Duration of complete analgesia (time to VAS > 0)

Table 2 shows the summary of findings for the primary outcome. Eight studies examining three opioids (fentanyl, sufentanil, and morphine) and one combination (fentanyl and morphine) with 572 patients were selected [37, 39, 44, 53, 54, 62, 63, 82]. Eight trial arms with direct comparisons were identified. All Bayesian parameters were well converged (Supplementary Table S3A). Compared with the placebo, when fentanyl, sufentanil (lipophilic), and morphine (hydrophilic) were added alone to local anesthetics, the duration of complete analgesia was significantly prolonged by 96 (95% CrI: 29–170) min, 96 (4.9–190) min, and 190 (29–360) min, respectively. The differences were not significant among the three opioids (Supplementary Table S4A). The fentanyl and morphine combination did not prolong the duration of complete analgesia. The node-splitting model revealed no evidence of incoherence (inconsistency) between the direct and indirect comparisons (Supplementary Table S5A). The comparison-adjusted funnel plot and Egger’s test results indicate that publication bias was unlikely (Supplementary Figure S3A and Table S6A). The SUCRA results showed that the interventions with the best probability of achieving the longest duration of complete analgesia were morphine (87.1%), followed by fentanyl and morphine combination (65.3%), sufentanil (48.0%), fentanyl (47.5%), and placebo (2.2%) (Table 2).
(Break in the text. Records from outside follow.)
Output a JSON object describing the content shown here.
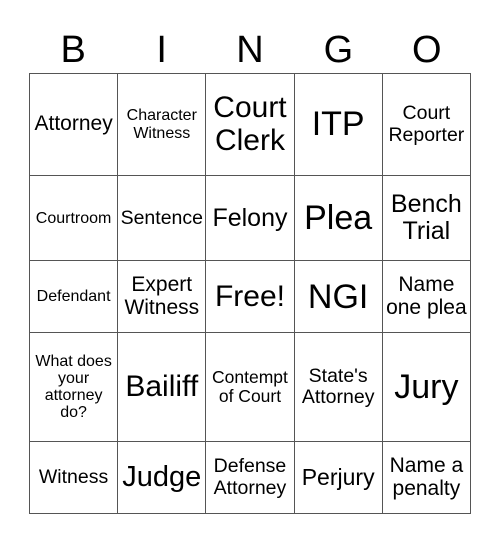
{
  "header": {
    "letters": [
      "B",
      "I",
      "N",
      "G",
      "O"
    ]
  },
  "board": {
    "rows": [
      [
        "Attorney",
        "Character Witness",
        "Court Clerk",
        "ITP",
        "Court Reporter"
      ],
      [
        "Courtroom",
        "Sentence",
        "Felony",
        "Plea",
        "Bench Trial"
      ],
      [
        "Defendant",
        "Expert Witness",
        "Free!",
        "NGI",
        "Name one plea"
      ],
      [
        "What does your attorney do?",
        "Bailiff",
        "Contempt of Court",
        "State's Attorney",
        "Jury"
      ],
      [
        "Witness",
        "Judge",
        "Defense Attorney",
        "Perjury",
        "Name a penalty"
      ]
    ]
  }
}
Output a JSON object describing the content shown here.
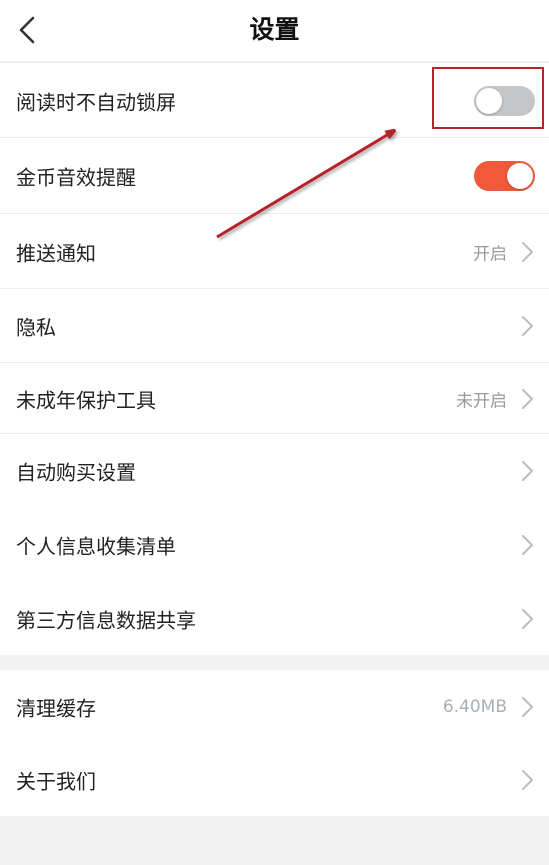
{
  "header": {
    "title": "设置",
    "back_icon": "chevron-left-icon"
  },
  "colors": {
    "accent": "#f05a3a",
    "toggle_off": "#c4c6c7",
    "annotation": "#b5242b",
    "value_text": "#9a9a9a"
  },
  "settings": {
    "no_auto_lock": {
      "label": "阅读时不自动锁屏",
      "enabled": false
    },
    "coin_sound": {
      "label": "金币音效提醒",
      "enabled": true
    },
    "push": {
      "label": "推送通知",
      "value": "开启"
    },
    "privacy": {
      "label": "隐私"
    },
    "minor_protection": {
      "label": "未成年保护工具",
      "value": "未开启"
    },
    "auto_purchase": {
      "label": "自动购买设置"
    },
    "personal_info_list": {
      "label": "个人信息收集清单"
    },
    "third_party_sharing": {
      "label": "第三方信息数据共享"
    }
  },
  "misc": {
    "clear_cache": {
      "label": "清理缓存",
      "value": "6.40MB"
    },
    "about": {
      "label": "关于我们"
    }
  }
}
For model fit, the \(\overline{D }\) res was 20.0 and pD was 18.7, suggesting that the model represented the data well (Supplementary Table S7A). For risk of bias, all comparisons were rated as low or unclear (Supplementary Figure S4A). For imprecision, 60% of interval estimates in comparisons exceeded null values, indicating major concerns in data precision (Supplementary Table S8A). For heterogeneity, 33% of confidence and prediction interval estimates in comparisons extended into clinically important effects in both directions, indicating major concerns in heterogeneity (Supplementary Table S9A). The GRADE outcome results are detailed in Supplementary Table S10A. The certainty of evidence was low in 5 of 10 comparisons.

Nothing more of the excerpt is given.